Pushed aside by the development of refrigeration technology, root cellars made a comeback among homesteaders in the 1970s and 80s.
A refrigerator in spring and summer, a safe-from-freezing pantry in fall and winter, and a man-made cave dug into a hillside and sealed shut with thick double doors ... root cellars were all of those things.
Not long ago, just about every family living in the world's colder climes had one of the harvest keepers. Nestled in the earth—and away from the heat of the kitchen—a root cellar maintained a temperature just above freezing and provided a practical storage bin for root crops, apples, meats, cabbages, and other goods ... throughout a long winter.
Of course, the heyday of the homestead food storer ended a good while ago. When folks gained access to refrigerators and supermarkets, the root cellar was pretty much forgotten. In fact, by the time I was a lad, all the food houses in our area had long since been abandoned. The deteriorating structures were used only by us youngsters ... as "secret" forts.
Nowadays, though, there's been a revival of interest in practical, inexpensive ways of putting up food. More and more people are rediscovering the wisdom of constructing a place to store unprocessed, homegrown edibles. And, even though building a cellar requires a fair investment in labor and materials, the finished shelter uses absolutely no operating energy and demands no maintenance or upkeep.
My father, Ted Roberts, recently built a root cellar in Three Lakes, Wisconsin. Dad started the project by excavating an 8' X 8' X 20' cavern using a backhoe.
The bottom of the cellar was lined with sand for drainage purposes. When building the walls, though, father laid a concrete base that had an upwardly protruding inner lip. The L-shaped foundation would both support the weight of the cedar log walls and brace the base of those rounds against the tons of sideways "cavein" pressure the earth-banked structure would be exposed to.
Every cedar log was peeled, and then cut square (on each of two opposing sides) in order to make sure that the vertically stacked timbers would all fit snugly in place. The ceiling cedars were notched where they rested atop the wall logs so that—like the concrete base lip—the horizontal beams could help brace the cellar's sides.
Father outfitted the front of the root cellar with double doors, which were separated by an air space to keep out the cold. The storage house is also wired for electricity. When especially cold nights bring temperatures as low as 40° below zero, the cellar's incandescent light warms up the inside temperature a few degrees ... to make absolutely sure that the put-back food doesn't freeze.
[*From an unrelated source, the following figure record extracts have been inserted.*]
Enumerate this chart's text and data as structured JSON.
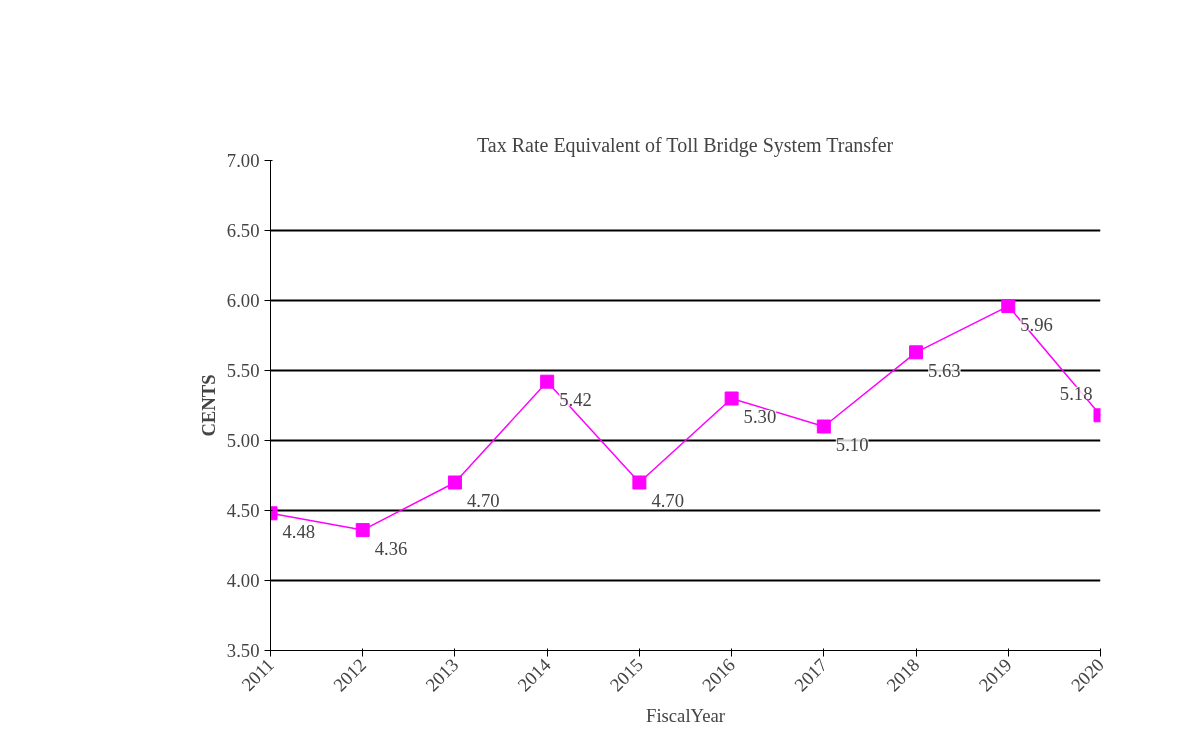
{
  "chart_data": {
    "type": "line",
    "title": "Tax Rate Equivalent of Toll Bridge System Transfer",
    "xlabel": "FiscalYear",
    "ylabel": "CENTS",
    "categories": [
      "2011",
      "2012",
      "2013",
      "2014",
      "2015",
      "2016",
      "2017",
      "2018",
      "2019",
      "2020"
    ],
    "series": [
      {
        "color": "#ff00ff",
        "values": [
          4.48,
          4.36,
          4.7,
          5.42,
          4.7,
          5.3,
          5.1,
          5.63,
          5.96,
          5.18
        ]
      }
    ],
    "ylim": [
      3.5,
      7.0
    ],
    "yticks": [
      {
        "value": 3.5,
        "label": "3.50"
      },
      {
        "value": 4.0,
        "label": "4.00"
      },
      {
        "value": 4.5,
        "label": "4.50"
      },
      {
        "value": 5.0,
        "label": "5.00"
      },
      {
        "value": 5.5,
        "label": "5.50"
      },
      {
        "value": 6.0,
        "label": "6.00"
      },
      {
        "value": 6.5,
        "label": "6.50"
      },
      {
        "value": 7.0,
        "label": "7.00"
      }
    ],
    "value_labels": [
      "4.48",
      "4.36",
      "4.70",
      "5.42",
      "4.70",
      "5.30",
      "5.10",
      "5.63",
      "5.96",
      "5.18"
    ],
    "grid": "y",
    "marker": "square",
    "line_style": "solid"
  }
}
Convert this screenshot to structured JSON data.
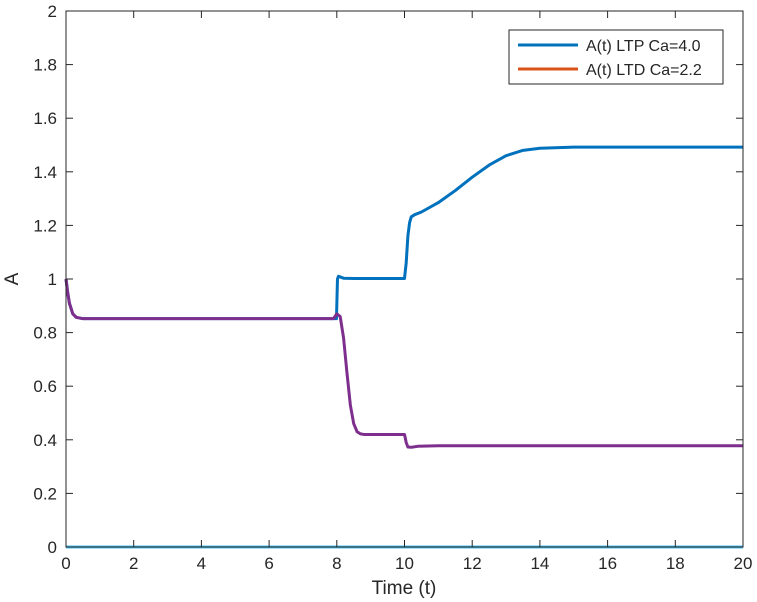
{
  "chart_data": {
    "type": "line",
    "title": "",
    "xlabel": "Time (t)",
    "ylabel": "A",
    "xlim": [
      0,
      20
    ],
    "ylim": [
      0,
      2
    ],
    "xticks": [
      0,
      2,
      4,
      6,
      8,
      10,
      12,
      14,
      16,
      18,
      20
    ],
    "yticks": [
      0,
      0.2,
      0.4,
      0.6,
      0.8,
      1,
      1.2,
      1.4,
      1.6,
      1.8,
      2
    ],
    "xtick_labels": [
      "0",
      "2",
      "4",
      "6",
      "8",
      "10",
      "12",
      "14",
      "16",
      "18",
      "20"
    ],
    "ytick_labels": [
      "0",
      "0.2",
      "0.4",
      "0.6",
      "0.8",
      "1",
      "1.2",
      "1.4",
      "1.6",
      "1.8",
      "2"
    ],
    "grid": false,
    "legend_position": "top-right",
    "series": [
      {
        "name": "A(t) LTP Ca=4.0",
        "color": "#0072BD",
        "in_legend": true,
        "x": [
          0,
          0.05,
          0.1,
          0.2,
          0.3,
          0.5,
          1,
          2,
          4,
          6,
          7.99,
          8.02,
          8.05,
          8.2,
          8.5,
          9,
          10,
          10.05,
          10.1,
          10.15,
          10.2,
          10.3,
          10.5,
          11,
          11.5,
          12,
          12.5,
          13,
          13.5,
          14,
          15,
          16,
          17,
          18,
          19,
          20
        ],
        "y": [
          1.0,
          0.95,
          0.91,
          0.87,
          0.857,
          0.852,
          0.852,
          0.852,
          0.852,
          0.852,
          0.852,
          1.0,
          1.01,
          1.003,
          1.002,
          1.002,
          1.002,
          1.06,
          1.16,
          1.21,
          1.232,
          1.24,
          1.25,
          1.285,
          1.33,
          1.38,
          1.425,
          1.46,
          1.48,
          1.488,
          1.492,
          1.492,
          1.492,
          1.492,
          1.492,
          1.492
        ]
      },
      {
        "name": "A(t) LTD Ca=2.2",
        "color": "#D95319",
        "in_legend": true,
        "x": [
          0,
          20
        ],
        "y": [
          0,
          0
        ]
      },
      {
        "name": "",
        "color": "#7E2F8E",
        "in_legend": false,
        "x": [
          0,
          0.05,
          0.1,
          0.2,
          0.3,
          0.5,
          1,
          2,
          4,
          6,
          7.9,
          8.0,
          8.1,
          8.2,
          8.3,
          8.4,
          8.5,
          8.6,
          8.7,
          8.8,
          9,
          9.5,
          10,
          10.05,
          10.1,
          10.2,
          10.4,
          11,
          12,
          14,
          16,
          18,
          20
        ],
        "y": [
          1.0,
          0.95,
          0.91,
          0.87,
          0.857,
          0.852,
          0.852,
          0.852,
          0.852,
          0.852,
          0.852,
          0.87,
          0.86,
          0.78,
          0.65,
          0.53,
          0.46,
          0.43,
          0.422,
          0.42,
          0.42,
          0.42,
          0.42,
          0.39,
          0.373,
          0.372,
          0.376,
          0.378,
          0.378,
          0.378,
          0.378,
          0.378,
          0.378
        ]
      },
      {
        "name": "",
        "color": "#4DBEEE",
        "in_legend": false,
        "x": [
          0,
          20
        ],
        "y": [
          0,
          0
        ]
      }
    ]
  }
}
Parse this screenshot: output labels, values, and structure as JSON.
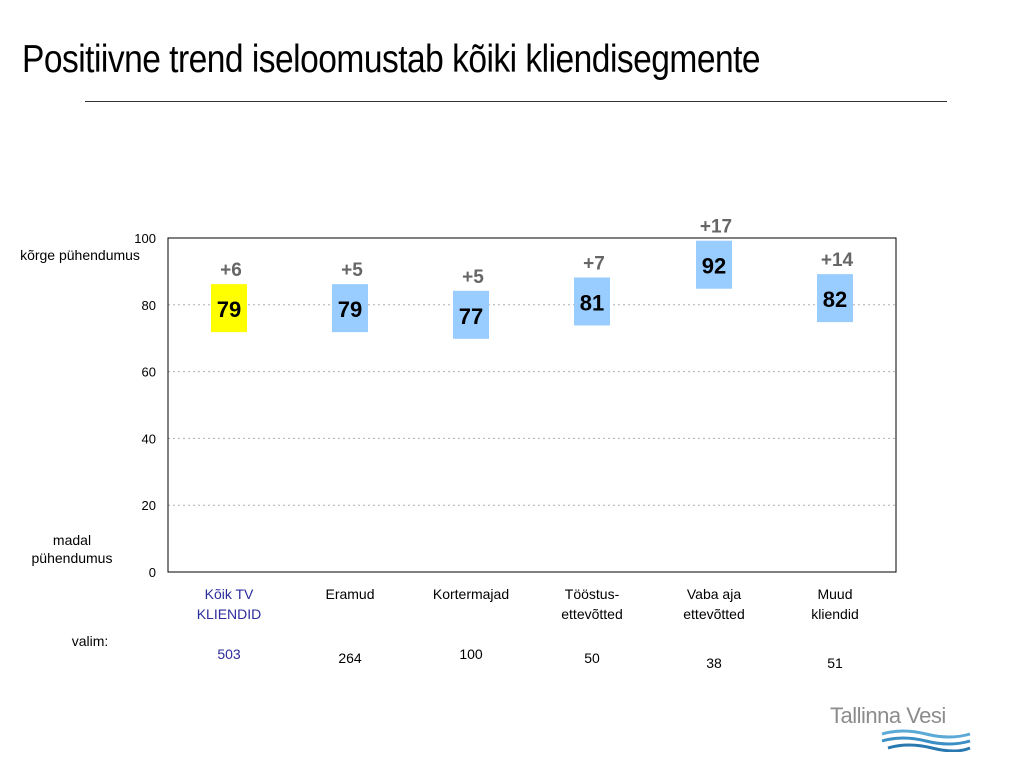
{
  "title": "Positiivne trend iseloomustab kõiki kliendisegmente",
  "y_labels": {
    "high": "kõrge pühendumus",
    "low": "madal pühendumus"
  },
  "sample_label": "valim:",
  "samples": [
    "503",
    "264",
    "100",
    "50",
    "38",
    "51"
  ],
  "category_labels": [
    "Kõik TV KLIENDID",
    "Eramud",
    "Kortermajad",
    "Tööstus-ettevõtted",
    "Vaba aja ettevõtted",
    "Muud kliendid"
  ],
  "logo": {
    "text": "Tallinna Vesi"
  },
  "colors": {
    "highlight": "#ffff00",
    "box": "#99ccff",
    "change": "#666666",
    "first_category": "#2c2c9c"
  },
  "chart_data": {
    "type": "scatter",
    "categories": [
      "Kõik TV\nKLIENDID",
      "Eramud",
      "Kortermajad",
      "Tööstus-\nettevõtted",
      "Vaba aja\nettevõtted",
      "Muud\nkliendid"
    ],
    "series": [
      {
        "values": [
          79,
          79,
          77,
          81,
          92,
          82
        ]
      }
    ],
    "changes": [
      "+6",
      "+5",
      "+5",
      "+7",
      "+17",
      "+14"
    ],
    "highlight_index": 0,
    "ylim": [
      0,
      100
    ],
    "yticks": [
      0,
      20,
      40,
      60,
      80,
      100
    ],
    "grid": true
  }
}
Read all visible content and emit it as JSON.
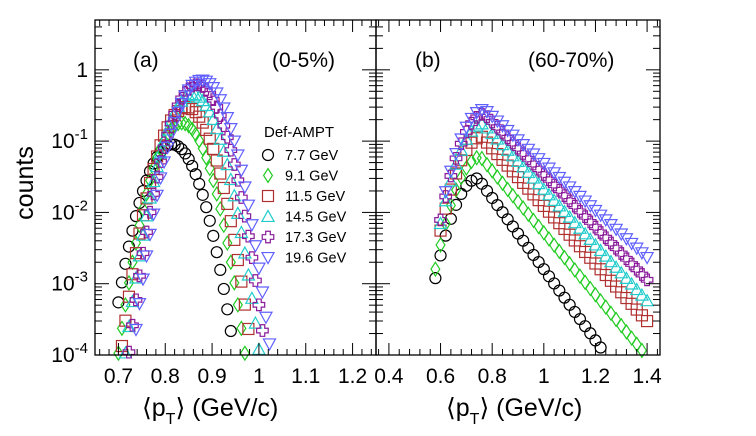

With the assistance of Dad's "emergency" heater, the finished cave stays a few degrees above the ice-up point throughout the entire Wisconsin winter. And it holds its even coolness during warm March thaws—when mourning cloak butterflies migrate over gray snow—and through surprising and stark May blizzards. Around midsummer the earth-sheltered space warms up to about 55° ... but winter-stored crops are gone by then, and there are fresh vegetables in the garden.
A root cellar will eventually pay for itself by allowing its owner to store up food that is either homegrown or practically free for the picking at harvest time. For just one example of economical food hoarding, let's consider apples. If you gather five or ten bushels of unblemished red fruits late in the growing season (when they'd otherwise only fall and rot on the ground), the inexpensive edibles will keep for months in the cellar and provide you with a winter's worth of fresh fruit for juices, eating, and cooking.
A root cellar is also a good place for storing your game, smoked meats, and cheeses. Such food shelters offer complete protection from basement mice, marauding raccoons, and other pests. (I know of Alaskan homesteaders who find root cellars to be their only sure protection against food-stealing brown bears!) My mother even uses her cellar to store the huge potted ivies which decorate her patio in warmer months but cannot live through Wisconsin winters. The plants survive the cold season in the root cellar ... in a naturally dormant state. The crop holders are useful in summer, too ... for storing wine, live fish bait, and other products that profit from a cool, protected environment.
All in all, it's plain to see that folks who want the independence of being able to eat their own fresh, home-stored food will find that the notion of building a root cellar is an idea whose time has come ... back.
EDITOR'S NOTE: Additional information about root cellaring can be found in Root Cellaring by Mike and Nancy Bubel (Rodale Press). This comprehensive, 297-page hardbound book covers all aspects of storing unprocessed foods.